Medicare health providers exposed to multi-million-dollar fraud

Medicare health providers owe the government over $2 billion in payroll and other taxes. It was proved that they used the money to purchase luxury cars, expensive homes and other items for their own personal well-being.

The Government Accountability Office prepared a report examining over 436,000 providers who received payments from the government in 2006 for treating Medicare patients. The report revealed that about six percent, or 27,000 providers owed back taxes to the government.

Health care providers withheld $896 million from their employees’ paychecks for Social Security and Medicare programs. Hospital owners wired the money to their personal accounts instead of paying taxes to the government.

Medicare is a social insurance program administered by the United States government, providing health insurance coverage to people who are either age 65 and over, or who meet other special criteria. It was originally signed into law on July 30, 1965, by President Lyndon B. Johnson as amendments to Social Security legislation. At the bill-signing ceremony President Johnson enrolled former President Harry S. Truman as the first Medicare beneficiary and presented him with the first Medicare card.
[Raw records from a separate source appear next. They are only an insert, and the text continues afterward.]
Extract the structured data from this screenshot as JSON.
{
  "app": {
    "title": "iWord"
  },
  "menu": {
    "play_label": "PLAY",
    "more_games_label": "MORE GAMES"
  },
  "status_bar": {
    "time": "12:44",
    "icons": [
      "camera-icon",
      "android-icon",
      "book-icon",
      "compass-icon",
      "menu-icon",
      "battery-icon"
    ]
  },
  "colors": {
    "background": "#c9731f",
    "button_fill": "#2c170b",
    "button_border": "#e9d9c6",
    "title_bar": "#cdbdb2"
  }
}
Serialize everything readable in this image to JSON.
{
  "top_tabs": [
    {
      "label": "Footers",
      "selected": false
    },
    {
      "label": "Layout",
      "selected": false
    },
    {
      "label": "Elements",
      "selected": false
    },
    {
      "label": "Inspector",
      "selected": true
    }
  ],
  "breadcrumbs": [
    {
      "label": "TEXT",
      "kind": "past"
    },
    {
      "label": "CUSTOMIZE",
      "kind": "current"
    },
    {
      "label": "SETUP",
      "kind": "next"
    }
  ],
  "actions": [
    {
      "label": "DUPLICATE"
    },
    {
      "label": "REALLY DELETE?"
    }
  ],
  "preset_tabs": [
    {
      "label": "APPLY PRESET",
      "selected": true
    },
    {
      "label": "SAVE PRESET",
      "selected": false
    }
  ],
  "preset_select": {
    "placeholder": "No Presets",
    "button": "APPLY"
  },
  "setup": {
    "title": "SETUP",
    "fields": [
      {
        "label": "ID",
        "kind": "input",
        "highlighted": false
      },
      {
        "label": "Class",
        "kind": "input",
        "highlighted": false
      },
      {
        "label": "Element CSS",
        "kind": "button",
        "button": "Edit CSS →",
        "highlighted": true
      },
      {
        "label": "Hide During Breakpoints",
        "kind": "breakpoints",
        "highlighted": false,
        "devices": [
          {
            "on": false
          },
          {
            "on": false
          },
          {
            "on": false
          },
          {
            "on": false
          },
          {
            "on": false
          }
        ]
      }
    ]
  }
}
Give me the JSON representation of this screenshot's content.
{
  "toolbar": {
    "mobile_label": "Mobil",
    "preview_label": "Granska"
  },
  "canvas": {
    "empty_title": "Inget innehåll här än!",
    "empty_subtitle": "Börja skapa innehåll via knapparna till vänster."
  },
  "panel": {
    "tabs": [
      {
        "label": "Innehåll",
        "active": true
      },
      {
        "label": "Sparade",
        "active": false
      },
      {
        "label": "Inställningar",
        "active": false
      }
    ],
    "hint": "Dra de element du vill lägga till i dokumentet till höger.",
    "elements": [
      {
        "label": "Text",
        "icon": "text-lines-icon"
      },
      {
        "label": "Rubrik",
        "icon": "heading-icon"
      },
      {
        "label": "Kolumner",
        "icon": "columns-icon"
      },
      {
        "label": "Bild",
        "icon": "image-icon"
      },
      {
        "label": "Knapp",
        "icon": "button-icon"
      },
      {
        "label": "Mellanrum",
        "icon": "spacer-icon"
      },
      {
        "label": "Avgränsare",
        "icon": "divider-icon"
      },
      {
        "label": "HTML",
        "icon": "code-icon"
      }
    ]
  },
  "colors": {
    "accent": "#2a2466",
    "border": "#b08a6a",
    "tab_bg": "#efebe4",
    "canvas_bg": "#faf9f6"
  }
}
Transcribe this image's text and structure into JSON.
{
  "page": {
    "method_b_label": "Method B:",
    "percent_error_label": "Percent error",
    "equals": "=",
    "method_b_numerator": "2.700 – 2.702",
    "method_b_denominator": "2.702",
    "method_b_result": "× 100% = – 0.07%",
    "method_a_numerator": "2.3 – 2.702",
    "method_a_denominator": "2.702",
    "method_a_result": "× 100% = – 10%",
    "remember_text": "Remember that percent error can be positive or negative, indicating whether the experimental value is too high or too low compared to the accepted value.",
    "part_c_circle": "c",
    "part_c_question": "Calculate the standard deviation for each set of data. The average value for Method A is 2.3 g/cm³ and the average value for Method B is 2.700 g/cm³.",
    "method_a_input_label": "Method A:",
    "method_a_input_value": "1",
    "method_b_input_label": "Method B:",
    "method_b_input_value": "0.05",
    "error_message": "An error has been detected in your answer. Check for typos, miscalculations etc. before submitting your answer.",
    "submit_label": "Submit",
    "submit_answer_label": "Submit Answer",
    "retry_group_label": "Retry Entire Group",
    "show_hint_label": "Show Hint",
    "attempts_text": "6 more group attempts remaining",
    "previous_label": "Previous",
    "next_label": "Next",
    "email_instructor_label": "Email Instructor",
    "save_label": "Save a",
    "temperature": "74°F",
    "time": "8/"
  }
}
Part of the cost of Medicare is attributable to fraud, which government auditors estimate costs Medicare billions of dollars a year. The Government Accountability Office lists Medicare as a "high-risk" government program in need of reform, in part because of its vulnerability to fraud and partly because of its long-term financial problems. A Washington Post story from June of 2008 reported that Medicare fraud is a growing problem. Limited resources mean that fewer than 5% of Medicare claims are audited. The annual cost to taxpayers of Medicare fraud is estimated to be over $60 billion.

In 2003 Congress passed the Medicare Prescription Drug, Improvement, and Modernization Act, which President George W. Bush signed into law on December 8, 2003. Part of this legislation included filling gaps in prescription-drug coverage left by the Medicare Secondary Payer Act that was enacted in 1980. The 2003 bill strengthened the Workers' Compensation Medicare Set-Aside Program (WCMSA) that is monitored and administered by CMS.

On August 1, 2007, the U.S. House United States Congress voted to reduce payments to Medicare Advantage providers in order to pay for expanded coverage of children's health under the SCHIPS program. Many health economists have concluded that payments to Medicare Advantage providers have been excessive. The Senate, after heavy lobbying from the insurance industry, declined to agree to the cuts in Medicare Advantage proposed by the House. President Bush subsequently vetoed the SCHIPS extension.